La fiesta gloriosa
Que vivan las fiestas de Santander. El chupinazo ha sido la señal de salida de la diversión colectiva. Es una carrera de resistencia lúdica. Qué bien que las semanas de fiesta duren once días, que sean largas para que quepa todo: palas, rugby, tiovivos, hinchables, ciclismo, mercados, casetas, gastronomía, artesanía, toros, circo, ferias, fuegos artificiales, desfile de peñas, bolos, talleres… y siempre música y baile para acompañarnos por esos caminos de tradición.
Las fiestas siempre estuvieron vinculadas con devociones de santidad: San Juan, San Pedro, San Roque, San Celedonio, San Emeterio… Pero resulta que las de Santiago no tienen nada que ver con el apóstol, como parece deducirse de la cercanía del 25 de julio.

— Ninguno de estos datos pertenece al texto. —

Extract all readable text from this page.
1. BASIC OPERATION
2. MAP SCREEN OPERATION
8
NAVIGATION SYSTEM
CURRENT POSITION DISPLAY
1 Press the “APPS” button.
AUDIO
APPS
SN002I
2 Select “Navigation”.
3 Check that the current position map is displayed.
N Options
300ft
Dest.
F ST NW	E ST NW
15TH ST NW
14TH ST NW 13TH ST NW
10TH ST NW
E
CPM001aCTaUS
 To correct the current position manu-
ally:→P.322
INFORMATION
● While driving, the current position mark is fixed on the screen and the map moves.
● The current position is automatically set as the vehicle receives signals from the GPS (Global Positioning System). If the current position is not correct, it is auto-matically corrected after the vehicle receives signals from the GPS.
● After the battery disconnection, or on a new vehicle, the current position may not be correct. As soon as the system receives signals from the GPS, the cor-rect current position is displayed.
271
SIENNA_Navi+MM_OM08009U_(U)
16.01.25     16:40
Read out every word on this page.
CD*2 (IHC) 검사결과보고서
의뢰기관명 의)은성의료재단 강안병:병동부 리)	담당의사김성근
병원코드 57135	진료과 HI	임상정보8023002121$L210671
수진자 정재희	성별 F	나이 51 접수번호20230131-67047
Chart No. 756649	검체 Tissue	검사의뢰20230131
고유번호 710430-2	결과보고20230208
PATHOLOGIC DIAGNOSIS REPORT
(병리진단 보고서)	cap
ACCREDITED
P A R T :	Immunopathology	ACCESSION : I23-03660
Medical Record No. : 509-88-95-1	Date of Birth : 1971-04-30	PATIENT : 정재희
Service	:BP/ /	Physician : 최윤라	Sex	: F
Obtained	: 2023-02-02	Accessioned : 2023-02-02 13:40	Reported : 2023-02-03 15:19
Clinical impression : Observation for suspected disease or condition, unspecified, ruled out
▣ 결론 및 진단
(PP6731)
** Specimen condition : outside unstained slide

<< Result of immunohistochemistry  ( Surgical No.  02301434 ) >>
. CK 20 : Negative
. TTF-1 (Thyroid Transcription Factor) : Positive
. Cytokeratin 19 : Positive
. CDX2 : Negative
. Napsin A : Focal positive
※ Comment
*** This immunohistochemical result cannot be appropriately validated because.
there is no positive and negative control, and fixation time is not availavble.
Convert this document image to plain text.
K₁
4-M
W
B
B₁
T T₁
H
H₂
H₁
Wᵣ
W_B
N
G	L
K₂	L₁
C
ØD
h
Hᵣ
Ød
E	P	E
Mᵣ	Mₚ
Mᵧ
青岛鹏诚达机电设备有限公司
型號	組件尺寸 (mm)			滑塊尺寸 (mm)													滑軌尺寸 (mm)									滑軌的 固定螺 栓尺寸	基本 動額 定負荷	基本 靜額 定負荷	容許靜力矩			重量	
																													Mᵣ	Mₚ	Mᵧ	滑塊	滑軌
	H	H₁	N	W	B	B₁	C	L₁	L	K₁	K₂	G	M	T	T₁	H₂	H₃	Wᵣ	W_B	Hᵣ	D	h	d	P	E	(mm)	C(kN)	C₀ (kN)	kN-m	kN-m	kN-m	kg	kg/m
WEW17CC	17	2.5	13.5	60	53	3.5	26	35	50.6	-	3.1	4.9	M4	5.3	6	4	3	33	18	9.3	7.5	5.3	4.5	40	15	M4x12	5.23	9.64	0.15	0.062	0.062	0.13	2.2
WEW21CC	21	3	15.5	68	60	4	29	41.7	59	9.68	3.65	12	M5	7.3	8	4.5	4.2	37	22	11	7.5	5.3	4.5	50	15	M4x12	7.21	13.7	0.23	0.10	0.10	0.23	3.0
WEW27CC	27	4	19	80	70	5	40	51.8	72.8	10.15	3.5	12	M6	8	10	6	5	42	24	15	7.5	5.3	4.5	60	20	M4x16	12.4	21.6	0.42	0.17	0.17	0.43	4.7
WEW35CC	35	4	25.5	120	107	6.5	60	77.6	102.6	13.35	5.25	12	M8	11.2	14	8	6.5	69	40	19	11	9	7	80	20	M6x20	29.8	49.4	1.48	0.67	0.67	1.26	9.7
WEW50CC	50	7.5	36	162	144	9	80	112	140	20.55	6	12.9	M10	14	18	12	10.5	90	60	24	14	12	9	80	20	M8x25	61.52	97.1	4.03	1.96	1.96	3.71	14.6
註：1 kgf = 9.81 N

Leo referencias de varios periodistas e historiadores que deducen que estas fiestas se deben a las ganas de divertirse en los últimos días de julio, ganas que se desahogaban con bailes campestres junto a la antigua ermita de los Santos Mártires que estaba adosada a la muralla en lo que hoy sería la Plaza Porticada. Al iniciarse el ensanche de la ciudad, la ermita, su romería y su fiesta fue trasladada al Alto Miranda en 1848, cerca de lo que sería merendero de un vecino llamado Santiago González, donde se celebraban las verbenas que él mismo divulgaba.
El éxito de aquellas fiestas populares animó al Consistorio a aprovechar el nombre de este conocido personaje y ampliar las fiestas cuando sobrevino la Revolución Gloriosa de septiembre de 1868 que provocó el exilio de Isabel II. El 7 de diciembre de ese año el Ayuntamiento aprobó crear una feria de verano en la ciudad entre los días 23 y 28 de julio con corridas de toros, puestos de venta en la Alameda Segunda y exposición de ganados en La Albericia.
Con ese origen de gloria y revolución, estas fiestas tienen más sabor popular. Que la incomodidad de los tumultos se compense con la alegría del jolgorio. Disfrutémoslas.